In a video message, Executive Secretary José Manuel Salazar-Xirinachs acknowledged that countries of the subregion need to take stock of their development and focus on measured steps for renewal and recovery post COVID-19 pandemic. He said: “No doubt you are grappling with significant, pressing challenges that demand urgent and innovative response. The world has changed in unanticipated and unprecedented ways. The international landscape is fraught with heightened geopolitical tensions threatening fragile economic recovery and growth.
ES Salazar mentioned that the war in Ukraine, with the resulting spike in food and fuel prices and supply chain disruptions, has somewhat complicated the post-pandemic recovery in the subregion. “And now to make matters worse, we are faced with the prospect of prolonged war on the Gaza strip which could spread, leading to spiraling inflation and supply chain disruptions, thereby dampening overall global recovery.”

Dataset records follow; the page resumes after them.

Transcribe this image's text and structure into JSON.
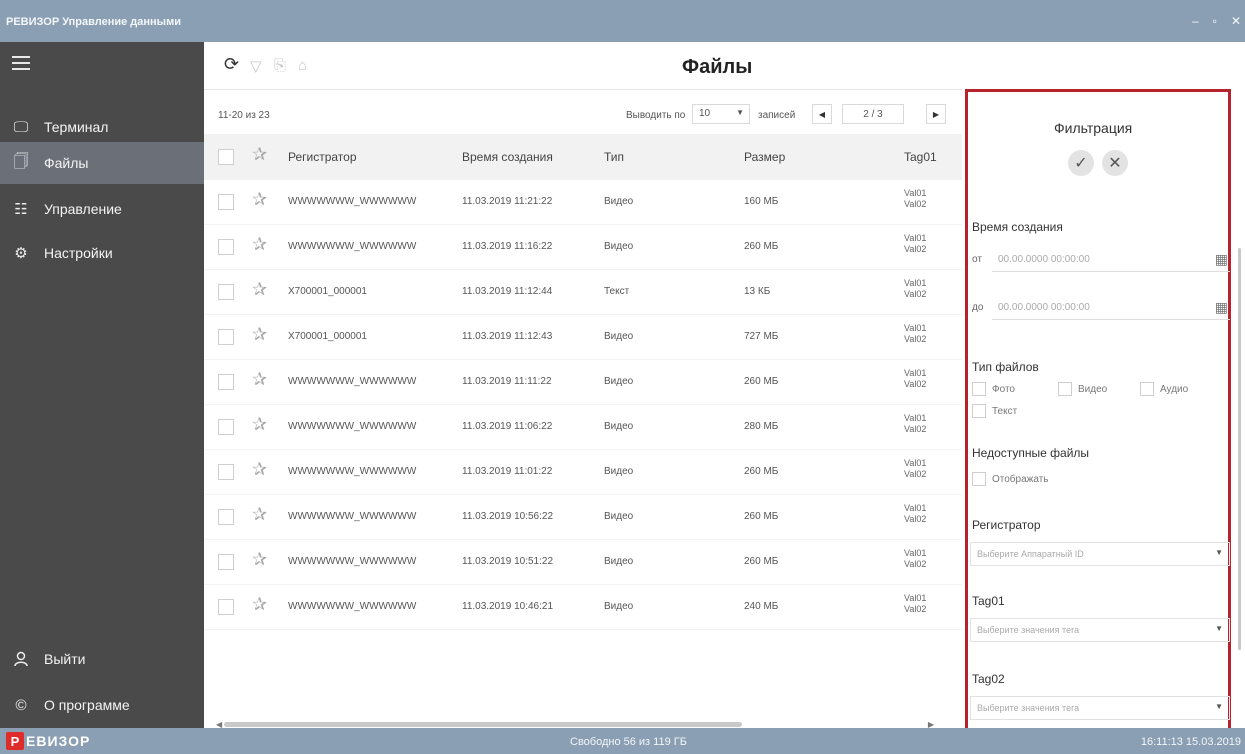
{
  "app": {
    "title": "РЕВИЗОР Управление данными",
    "win_controls": [
      "–",
      "▫",
      "✕"
    ]
  },
  "sidebar": {
    "items": [
      {
        "label": "Терминал",
        "icon": "monitor-icon",
        "glyph": "🖵"
      },
      {
        "label": "Файлы",
        "icon": "file-icon",
        "glyph": "🗍"
      },
      {
        "label": "Управление",
        "icon": "sliders-icon",
        "glyph": "☷"
      },
      {
        "label": "Настройки",
        "icon": "gear-icon",
        "glyph": "⚙"
      }
    ],
    "bottom_items": [
      {
        "label": "Выйти",
        "icon": "user-icon",
        "glyph": "ℵ"
      },
      {
        "label": "О программе",
        "icon": "copyright-icon",
        "glyph": "©"
      }
    ]
  },
  "main": {
    "title": "Файлы",
    "toolbar_icons": [
      "refresh-icon",
      "filter-icon",
      "copy-icon",
      "upload-icon"
    ],
    "pager": {
      "range": "11-20 из 23",
      "per_page_label": "Выводить по",
      "per_page": "10",
      "records_label": "записей",
      "page": "2 / 3",
      "prev": "◀",
      "next": "▶"
    },
    "columns": [
      "Регистратор",
      "Время создания",
      "Тип",
      "Размер",
      "Tag01"
    ],
    "rows": [
      {
        "reg": "WWWWWWW_WWWWWW",
        "time": "11.03.2019 11:21:22",
        "type": "Видео",
        "size": "160 МБ",
        "tag1": "Val01",
        "tag2": "Val02"
      },
      {
        "reg": "WWWWWWW_WWWWWW",
        "time": "11.03.2019 11:16:22",
        "type": "Видео",
        "size": "260 МБ",
        "tag1": "Val01",
        "tag2": "Val02"
      },
      {
        "reg": "X700001_000001",
        "time": "11.03.2019 11:12:44",
        "type": "Текст",
        "size": "13 КБ",
        "tag1": "Val01",
        "tag2": "Val02"
      },
      {
        "reg": "X700001_000001",
        "time": "11.03.2019 11:12:43",
        "type": "Видео",
        "size": "727 МБ",
        "tag1": "Val01",
        "tag2": "Val02"
      },
      {
        "reg": "WWWWWWW_WWWWWW",
        "time": "11.03.2019 11:11:22",
        "type": "Видео",
        "size": "260 МБ",
        "tag1": "Val01",
        "tag2": "Val02"
      },
      {
        "reg": "WWWWWWW_WWWWWW",
        "time": "11.03.2019 11:06:22",
        "type": "Видео",
        "size": "280 МБ",
        "tag1": "Val01",
        "tag2": "Val02"
      },
      {
        "reg": "WWWWWWW_WWWWWW",
        "time": "11.03.2019 11:01:22",
        "type": "Видео",
        "size": "260 МБ",
        "tag1": "Val01",
        "tag2": "Val02"
      },
      {
        "reg": "WWWWWWW_WWWWWW",
        "time": "11.03.2019 10:56:22",
        "type": "Видео",
        "size": "260 МБ",
        "tag1": "Val01",
        "tag2": "Val02"
      },
      {
        "reg": "WWWWWWW_WWWWWW",
        "time": "11.03.2019 10:51:22",
        "type": "Видео",
        "size": "260 МБ",
        "tag1": "Val01",
        "tag2": "Val02"
      },
      {
        "reg": "WWWWWWW_WWWWWW",
        "time": "11.03.2019 10:46:21",
        "type": "Видео",
        "size": "240 МБ",
        "tag1": "Val01",
        "tag2": "Val02"
      }
    ]
  },
  "filter": {
    "title": "Фильтрация",
    "apply_glyph": "✓",
    "reset_glyph": "✕",
    "created_label": "Время создания",
    "from_label": "от",
    "to_label": "до",
    "date_placeholder": "00.00.0000 00:00:00",
    "file_types_label": "Тип файлов",
    "types": [
      "Фото",
      "Видео",
      "Аудио",
      "Текст"
    ],
    "unavailable_label": "Недоступные файлы",
    "show_label": "Отображать",
    "registrar_label": "Регистратор",
    "registrar_placeholder": "Выберите Аппаратный ID",
    "tag01_label": "Tag01",
    "tag01_placeholder": "Выберите значения тега",
    "tag02_label": "Tag02",
    "tag02_placeholder": "Выберите значения тега"
  },
  "status": {
    "brand_p": "Р",
    "brand_rest": "ЕВИЗОР",
    "free": "Свободно 56 из 119 ГБ",
    "time": "16:11:13 15.03.2019"
  },
  "colors": {
    "sidebar": "#4a4a4a",
    "titlebar": "#8a9fb3",
    "accent_red": "#b6232a",
    "brand_red": "#e02b2b"
  }
}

The high-level meeting’s roundtable discussions, focused attention on strategies to advance recovery and economic transformation; the SIDS agenda in the Caribbean; repositioning the Caribbean in the competitive global environment; and confronting the implementation deficit through strengthened institutional capacity.
At the end of the session, Director of ECLAC Caribbean, Diane Quarless, presented a comprehensive view of the ongoing research and projects that were undertaken in the subregion in 2022. She said to participants: “I encourage you to take note of the extensive areas we have been working in. We are here to continue providing our support in these and other areas, and I urge you to call on us if you need help.”
ECLAC Caribbean serves as the secretariat of the CDCC. Regular sessions are held every two years, with meetings of the Monitoring Committee convened during the intervening years. Trinidad and Tobago accepted the chairmanship of the CDCC in 2024, where the Committee will meet for its 30th session.